Nous sommes en contact étroit avec l'industrie, à qui nous demandons ce dont elle a besoin pour décarboner ses activités, par exemple avec le secteur automobile, et « je ferai la même chose avec le secteur de l'acier », qui subit de fortes pressions liées aux « coûts énergétiques » et aux « surcapacités chinoises qui inondent le marché européen », a déclaré Mme von der Leyen à l'issue du déplacement du Collège des commissaires européens à Gdańsk, dans le cadre de la Présidence polonaise du Conseil de l'Union européenne.

Fin 2024, le chancelier allemand, Olaf Scholz, avait demandé la tenue d'une grande conférence pour venir en aide au secteur de l'acier (EUROPE 13549/7).

En réponse aux demandes polonaises récurrentes relatives à des mesures destinées à baisser les coûts de l'énergie, Mme von der Leyen a rappelé que la Commission présentera, en février, une 'Initiative pour une industrie propre' pour soutenir notamment les secteurs à forte intensité énergétique.

Avant de bénéficier pleinement des investissements dans les énergies renouvelables, qui réduisent notre dépendance et créent des emplois sur le territoire de l'UE, « nous avons besoin d'une production de base ['base load'], à moyen terme, provenant d'électricité produite avec du gaz », a admis la présidente de la Commission. 

Le Premier ministre polonais, Donald Tusk, a indiqué avoir parlé à Mme von der Leyen d'un « traitement préférentiel pour les centrales électriques à gaz ». « Nous avons besoin de ces centrales en même temps que nous réalisons d'énormes investissements dans les renouvelables », a-t-il ajouté, évoquant un projet en mer Baltique.

Compétitivité. Les deux dirigeants ont souligné, de concert, l'importance de réviser la réglementation européenne pour simplifier et accélérer l'environnement des affaires.

« Nous aurons une série de propositions 'omnibus' » de simplification des règles afin de « réduire la charge administrative », a promis Mme von der Leyen (EUROPE 13573/18), ainsi qu'une nouvelle stratégie pour le marché intérieur. 
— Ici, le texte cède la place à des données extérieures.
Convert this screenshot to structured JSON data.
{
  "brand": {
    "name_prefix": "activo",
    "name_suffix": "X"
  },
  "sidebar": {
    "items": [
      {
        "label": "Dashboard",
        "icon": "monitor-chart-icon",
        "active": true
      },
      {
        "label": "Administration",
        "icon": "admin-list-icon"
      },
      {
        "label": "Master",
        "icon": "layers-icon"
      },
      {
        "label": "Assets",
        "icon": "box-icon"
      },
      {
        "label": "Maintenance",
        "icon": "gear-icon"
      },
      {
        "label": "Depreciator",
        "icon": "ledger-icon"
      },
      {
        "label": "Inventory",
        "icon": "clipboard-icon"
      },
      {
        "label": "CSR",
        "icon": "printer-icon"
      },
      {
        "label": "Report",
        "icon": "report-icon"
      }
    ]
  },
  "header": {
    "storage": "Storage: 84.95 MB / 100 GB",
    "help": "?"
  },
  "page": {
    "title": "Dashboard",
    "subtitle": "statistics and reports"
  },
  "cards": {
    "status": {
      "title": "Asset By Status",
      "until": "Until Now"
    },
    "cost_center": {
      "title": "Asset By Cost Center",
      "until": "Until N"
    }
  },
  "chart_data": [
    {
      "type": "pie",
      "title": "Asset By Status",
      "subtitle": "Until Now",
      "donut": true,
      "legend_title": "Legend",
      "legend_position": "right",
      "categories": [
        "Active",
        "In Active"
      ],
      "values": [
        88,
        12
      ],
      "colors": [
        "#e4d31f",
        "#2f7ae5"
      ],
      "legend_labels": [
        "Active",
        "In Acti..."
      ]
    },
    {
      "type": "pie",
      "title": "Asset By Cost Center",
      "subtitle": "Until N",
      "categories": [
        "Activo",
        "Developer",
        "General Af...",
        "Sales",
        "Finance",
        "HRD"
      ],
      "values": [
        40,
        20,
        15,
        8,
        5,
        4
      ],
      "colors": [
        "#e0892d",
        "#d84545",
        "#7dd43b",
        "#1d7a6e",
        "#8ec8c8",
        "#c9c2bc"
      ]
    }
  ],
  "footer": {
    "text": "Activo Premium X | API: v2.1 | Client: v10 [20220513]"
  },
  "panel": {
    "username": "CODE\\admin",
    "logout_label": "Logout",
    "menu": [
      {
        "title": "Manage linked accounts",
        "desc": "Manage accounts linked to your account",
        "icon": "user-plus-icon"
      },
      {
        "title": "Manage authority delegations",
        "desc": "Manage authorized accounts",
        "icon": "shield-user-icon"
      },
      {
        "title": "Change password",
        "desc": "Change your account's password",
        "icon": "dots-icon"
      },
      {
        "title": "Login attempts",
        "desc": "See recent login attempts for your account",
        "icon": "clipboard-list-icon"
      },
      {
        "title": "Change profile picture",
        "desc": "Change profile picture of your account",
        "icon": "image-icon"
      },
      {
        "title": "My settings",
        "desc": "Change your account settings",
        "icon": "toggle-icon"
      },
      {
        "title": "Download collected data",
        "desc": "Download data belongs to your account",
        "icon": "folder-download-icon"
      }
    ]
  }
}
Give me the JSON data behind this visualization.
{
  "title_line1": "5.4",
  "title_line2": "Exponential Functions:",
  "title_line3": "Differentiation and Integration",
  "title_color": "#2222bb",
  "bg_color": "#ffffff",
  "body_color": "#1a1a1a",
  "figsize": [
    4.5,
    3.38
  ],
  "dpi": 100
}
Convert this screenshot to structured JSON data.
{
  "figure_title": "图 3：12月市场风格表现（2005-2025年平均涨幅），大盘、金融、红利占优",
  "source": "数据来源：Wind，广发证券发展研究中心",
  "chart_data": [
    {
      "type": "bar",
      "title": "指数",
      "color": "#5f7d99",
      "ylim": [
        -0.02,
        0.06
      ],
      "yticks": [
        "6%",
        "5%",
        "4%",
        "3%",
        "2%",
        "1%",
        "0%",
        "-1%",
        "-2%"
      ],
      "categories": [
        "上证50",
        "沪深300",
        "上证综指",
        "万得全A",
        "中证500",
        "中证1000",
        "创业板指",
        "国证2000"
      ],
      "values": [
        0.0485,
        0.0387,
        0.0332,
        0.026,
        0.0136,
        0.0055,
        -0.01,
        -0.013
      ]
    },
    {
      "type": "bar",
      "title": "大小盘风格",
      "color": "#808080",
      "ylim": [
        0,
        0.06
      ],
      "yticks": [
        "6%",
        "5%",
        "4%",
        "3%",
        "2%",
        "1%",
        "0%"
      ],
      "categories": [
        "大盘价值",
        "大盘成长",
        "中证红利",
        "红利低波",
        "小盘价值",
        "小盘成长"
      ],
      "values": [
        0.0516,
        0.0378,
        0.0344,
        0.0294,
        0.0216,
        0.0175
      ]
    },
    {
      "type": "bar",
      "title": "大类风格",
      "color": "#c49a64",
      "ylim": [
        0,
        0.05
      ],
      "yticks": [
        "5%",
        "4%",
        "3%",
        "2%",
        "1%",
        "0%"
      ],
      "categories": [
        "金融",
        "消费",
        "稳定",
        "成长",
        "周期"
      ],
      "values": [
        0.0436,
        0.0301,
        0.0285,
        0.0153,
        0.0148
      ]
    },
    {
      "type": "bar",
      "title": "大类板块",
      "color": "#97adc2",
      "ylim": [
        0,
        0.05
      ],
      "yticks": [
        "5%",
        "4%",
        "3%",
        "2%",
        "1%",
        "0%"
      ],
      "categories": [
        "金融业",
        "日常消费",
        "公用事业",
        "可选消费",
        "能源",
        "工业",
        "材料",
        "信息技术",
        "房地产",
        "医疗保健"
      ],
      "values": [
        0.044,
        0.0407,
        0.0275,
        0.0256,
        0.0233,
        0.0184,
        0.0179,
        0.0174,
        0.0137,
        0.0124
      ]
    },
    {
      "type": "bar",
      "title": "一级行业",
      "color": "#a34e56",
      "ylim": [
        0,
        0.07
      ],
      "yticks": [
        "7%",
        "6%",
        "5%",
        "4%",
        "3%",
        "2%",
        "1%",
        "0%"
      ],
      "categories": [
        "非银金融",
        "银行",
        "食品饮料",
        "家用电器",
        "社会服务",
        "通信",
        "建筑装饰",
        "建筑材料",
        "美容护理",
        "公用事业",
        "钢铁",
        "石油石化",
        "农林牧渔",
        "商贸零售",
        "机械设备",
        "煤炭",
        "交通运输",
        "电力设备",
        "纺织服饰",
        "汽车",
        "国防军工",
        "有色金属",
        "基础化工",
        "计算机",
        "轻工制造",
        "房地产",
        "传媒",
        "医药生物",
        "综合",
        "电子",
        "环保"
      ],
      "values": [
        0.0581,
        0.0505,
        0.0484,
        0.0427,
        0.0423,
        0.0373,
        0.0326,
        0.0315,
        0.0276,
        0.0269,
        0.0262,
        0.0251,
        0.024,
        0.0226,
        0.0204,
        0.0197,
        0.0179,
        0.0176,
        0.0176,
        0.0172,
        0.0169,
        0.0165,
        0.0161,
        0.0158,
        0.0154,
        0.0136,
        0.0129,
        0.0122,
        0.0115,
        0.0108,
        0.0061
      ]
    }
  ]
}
Migration. Le Premier ministre polonais a également évoqué les efforts de son pays pour protéger sa frontière avec la Biélorussie, dans un contexte d'utilisation de la migration comme une arme par le régime Loukachenko (EUROPE 13561/5).

Faisant valoir également que la Pologne accueille 2 millions de réfugiés ukrainiens, il a indiqué que son gouvernement n'accepterait aucune charge supplémentaire au titre de la relocalisation de migrants qui serait organisée à travers le Pacte 'asile et migration'. « Notre situation est particulière », s'est-il justifié, se disant prêt à soutenir tout État membre engagé dans la protection des frontières extérieures de l'UE.

Mme von der Leyen estime que l'instrumentalisation de la migration par des pays tiers constitue une menace sécuritaire pour toute l'Union européenne. D'où la volonté de la Commission de soutenir la Finlande, les pays baltes et la Pologne, confrontés à une telle menace, par des moyens financiers supplémentaires.

« Il revient aux Européens de décider qui entre dans l'UE et dans quelles circonstances », a-t-elle plusieurs fois souligné.